Об одном молю Тебя, Милостивый, не оставь нас. Укрепи и меня, немощного, Господи. Сердце мое все как есть истомилось. Уж так жалко мне людей, Господи, так жалко, что не знают Тебя. Ведь, если бы узнали, как Ты милостив, как любишь человеков Своих, то не одно сердце не осталось бы в унынии, но все бы веселились радостью…

Поднимают меня с пола сильные руки. Гляжу: отец Сергий одной рукой к себе прижимает, а другой гладит меня по плечику. Шепчет мне на ухо, что вот, мол, снова Ванечка за людишек своих слезки льет, снова целую лужу налил на пол. Смотрю – точно, на полу передо мной мокро от слез. Ничего, говорит батюшка, ты поплачь, ежели плачется. Слезы твои – они много грехов смывают. А что снова половину зарплаты принес – это ты неразумно: совсем, вижу, обветшал одежонкой. А на что она мне, батюшка, что мне в театры ходить, спрашиваю. Да хоть и в театр, отвечает батюшка, ты еще мужчина молодой, тебе и в театр не грех сходить. Ну, ладно, Иван, ежели что, приходи ко мне, помогу тебе. Ах, ты, сапожник ты наш Александрийский…

И чего батюшка меня снова сапожником называет? Какой-такой Александрийский? Ну да ладно, вот уже и служба начинается, Господь с Небес на Престол сходит…

Экономическая составляющая любви

Интересную жизнь прожил Отец. Есть что вспомнить и рассказать сыновьям. Да и нажито трудами праведными хозяйство немалое. «Россия страна богатая, и человеку трудолюбивому, трезвому и честному жить в нищете не престало. Да и Господь не оставит трудящегося и семьи его достатка не лишит», – так говорил Отец.

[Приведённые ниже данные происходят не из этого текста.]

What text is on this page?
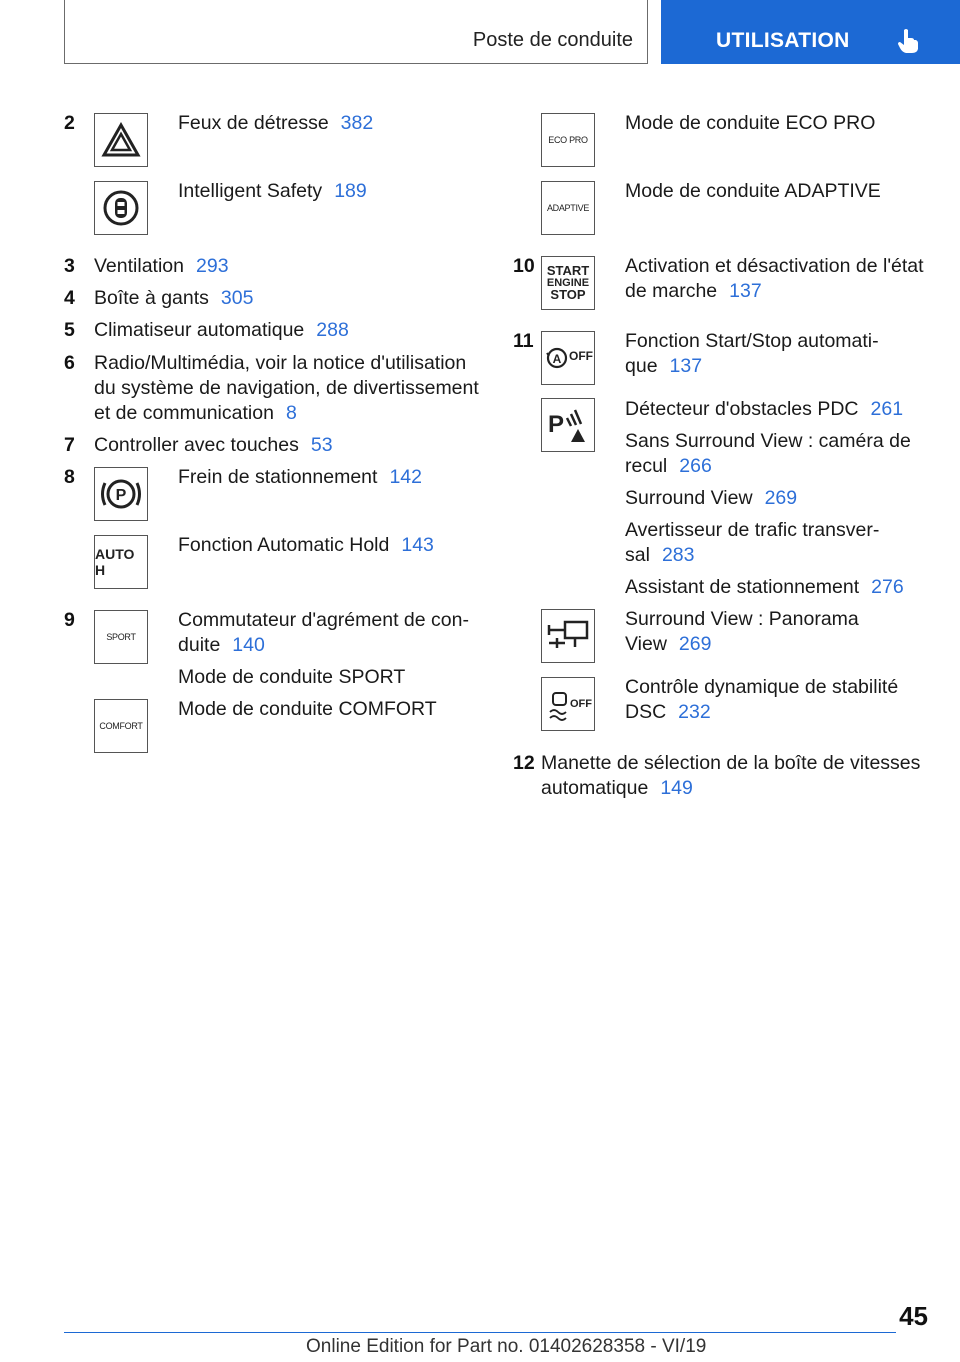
Poste de conduite	UTILISATION
2	Feux de détresse 382
Intelligent Safety 189
3 Ventilation 293
4 Boîte à gants 305
5 Climatiseur automatique 288
6 Radio/Multimédia, voir la notice d'utilisation
du système de navigation, de divertissement
et de communication 8
7 Controller avec touches 53
8
P
Frein de stationnement 142
AUTO H
Fonction Automatic Hold 143
9
SPORT
Commutateur d'agrément de con-
duite 140
Mode de conduite SPORT
COMFORT
Mode de conduite COMFORT
ECO PRO
Mode de conduite ECO PRO
ADAPTIVE
Mode de conduite ADAPTIVE
10 START
ENGINE
STOP
Activation et désactivation de l'état
de marche 137
11
A OFF
Fonction Start/Stop automati-
que 137
P
Détecteur d'obstacles PDC 261
Sans Surround View : caméra de
recul 266
Surround View 269
Avertisseur de trafic transver-
sal 283
Assistant de stationnement 276
Surround View : Panorama
View 269
OFF
Contrôle dynamique de stabilité
DSC 232
12 Manette de sélection de la boîte de vitesses
automatique 149
45
Online Edition for Part no. 01402628358 - VI/19
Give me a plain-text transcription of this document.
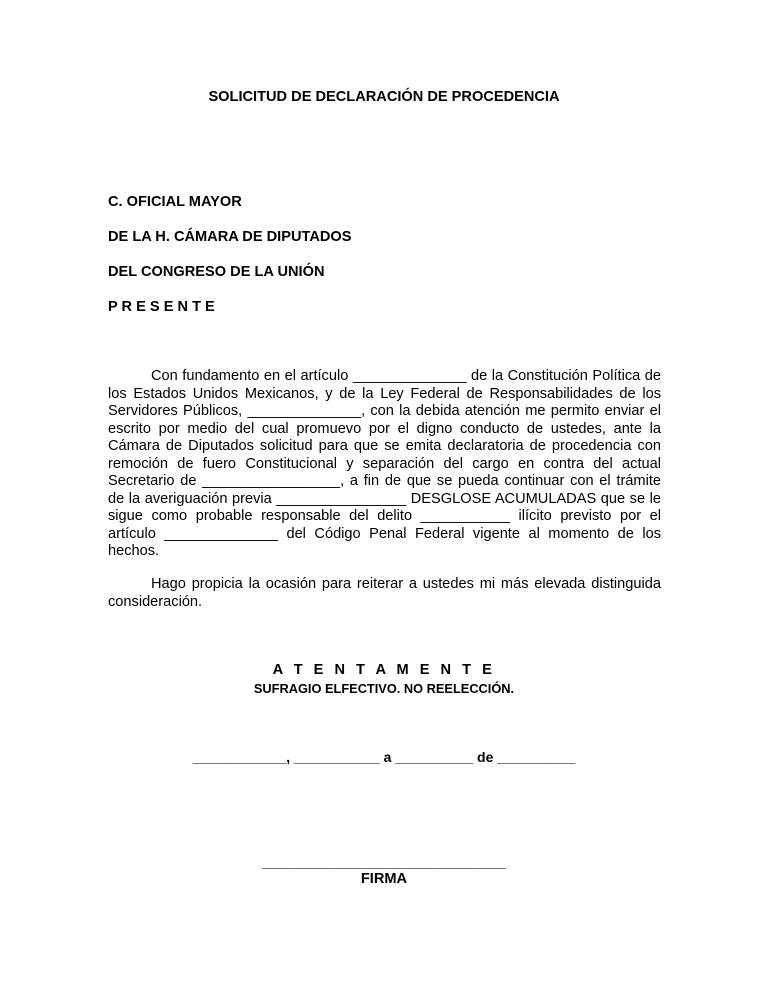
SOLICITUD DE DECLARACIÓN DE PROCEDENCIA
C. OFICIAL MAYOR
DE LA H. CÁMARA DE DIPUTADOS
DEL CONGRESO DE LA UNIÓN
P R E S E N T E

Con fundamento en el artículo ______________ de la Constitución Política de los Estados Unidos Mexicanos, y de la Ley Federal de Responsabilidades de los Servidores Públicos, ______________, con la debida atención me permito enviar el escrito por medio del cual promuevo por el digno conducto de ustedes, ante la Cámara de Diputados solicitud para que se emita declaratoria de procedencia con remoción de fuero Constitucional y separación del cargo en contra del actual Secretario de _________________, a fin de que se pueda continuar con el trámite de la averiguación previa ________________ DESGLOSE ACUMULADAS que se le sigue como probable responsable del delito ___________ ilícito previsto por el artículo ______________ del Código Penal Federal vigente al momento de los hechos.

Hago propicia la ocasión para reiterar a ustedes mi más elevada distinguida consideración.

A T E N T A M E N T E
SUFRAGIO ELFECTIVO. NO REELECCIÓN.
____________, ___________ a __________ de __________
______________________________
FIRMA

Правда, имелся один секрет у Отца. Нет, не держал он его за семью печатями. Пожалуйста, слушай и поступай так же. Трудись честно, молись каждый день, воскресным днем в церковь ходи, третью часть доходов Богу отдай – вот и весь секрет! И приходили к нему и спрашивали, и делился Отец опытом своим немудреным.

Рассуждали вслух пришедшие, как же это отдать от себя-то, ведь на эти деньги можно столько всего накупить. Отец в ответ про руку дающего, которая не оскудевает, напоминал. То есть дай сперва, а потом она не оскудеет. Сомневались люди: отдашь вот эдак свое кровное, а вернется обратно, да чтоб с прибытком, – это пока вопрос. Отец про деда, себя да иных раздающих говорил: и отдаем, и не оскудеваем. Только пожимали плечами слушатели, только опускали глаза и переносить секрет отцовский на дела свои не спешили. Ну что ж, вздыхал Отец, вольному воля…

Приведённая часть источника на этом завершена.